Going Mainstream: Early Experiences of Embedding (introducing) EAP at Faculty Level
Paul Williamson, senior lecturer in the Lincoln School of Film & Media, delivered his paper ‘Going Mainstream: Early Experiences of Embedding (introducing) EAP at Faculty Level’ at the British Association for Lecturers in English for Academic Purposes (BALEAP) ‘Evaluating the Effectiveness of EAP’ conference at University of Edinburgh in March 2017. The paper investigated the introduction of Paul’s new role within the school, the reasoning behind it, the first 6 months, and considered the effectiveness of integrating an English for Academic Purposes specialist within an academic school.
Traditionally, language support, rather than being embedded in a particular faculty, has been available as a generic form of support across the University as a whole. More often than not, it is aimed (both implicitly and explicitly) almost exclusively at international students. By positioning Paul within a specific school, the University has recognised and shown its commitment to a more enlightened and innovative way of offering academic support within the institution.

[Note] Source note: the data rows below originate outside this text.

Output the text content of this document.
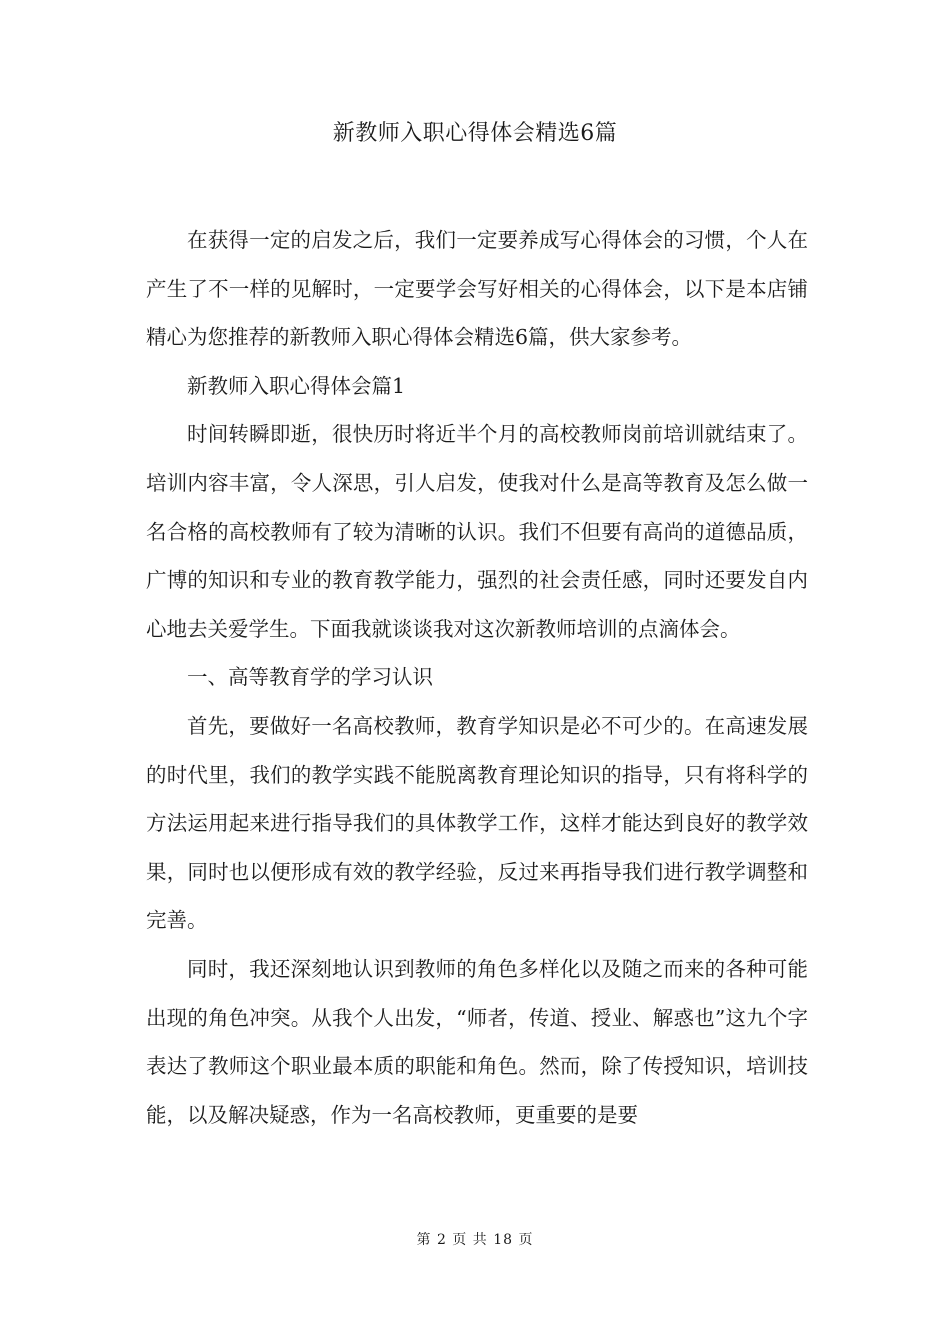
新教师入职心得体会精选6篇

在获得一定的启发之后，我们一定要养成写心得体会的习惯，个人在产生了不一样的见解时，一定要学会写好相关的心得体会，以下是本店铺精心为您推荐的新教师入职心得体会精选6篇，供大家参考。

新教师入职心得体会篇1

时间转瞬即逝，很快历时将近半个月的高校教师岗前培训就结束了。培训内容丰富，令人深思，引人启发，使我对什么是高等教育及怎么做一名合格的高校教师有了较为清晰的认识。我们不但要有高尚的道德品质，广博的知识和专业的教育教学能力，强烈的社会责任感，同时还要发自内心地去关爱学生。下面我就谈谈我对这次新教师培训的点滴体会。

一、高等教育学的学习认识

首先，要做好一名高校教师，教育学知识是必不可少的。在高速发展的时代里，我们的教学实践不能脱离教育理论知识的指导，只有将科学的方法运用起来进行指导我们的具体教学工作，这样才能达到良好的教学效果，同时也以便形成有效的教学经验，反过来再指导我们进行教学调整和完善。

同时，我还深刻地认识到教师的角色多样化以及随之而来的各种可能出现的角色冲突。从我个人出发，“师者，传道、授业、解惑也”这九个字表达了教师这个职业最本质的职能和角色。然而，除了传授知识，培训技能，以及解决疑惑，作为一名高校教师，更重要的是要

第 2 页 共 18 页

The paper discussed the ways in which the support offered, rather than being purely focused on international students, had been taken up (with the support of colleagues across the school) by home students too. It analysed the support from a pedagogic point of view and argued for similar programs to be rolled out at other universities. Students were central to the project as it was primarily through working with them that the effectiveness of Paul’s role could be measured.
The project could be considered a success on various levels. The project introduced Paul and his work to colleagues in the School of Film & Media and by working closely with individual students on various aspects of their academic work (for example, essay writing, reading and disseminating subject-specific texts), tracking assessments and receiving feedback from students, Paul was also able to measure how effective his work had been. Moreover, not only did Paul feel better informed to facilitate students with the appropriate type of academic support (that is, support that is not only generic but also specific to the student’s individual needs) but, moving forward he now feels that he can further embed EAP within the School by introducing more initiatives and that his colleagues have a better understanding of his role, it’s associated challenges and potential benefits.
The project enabled Paul to present some early findings and he has now begun to implement some of the strategies through his work with students. More specifically, the next paper that Paul will produce will explore the challenges of academic writing and the similarities and differences in the support required for home and international students.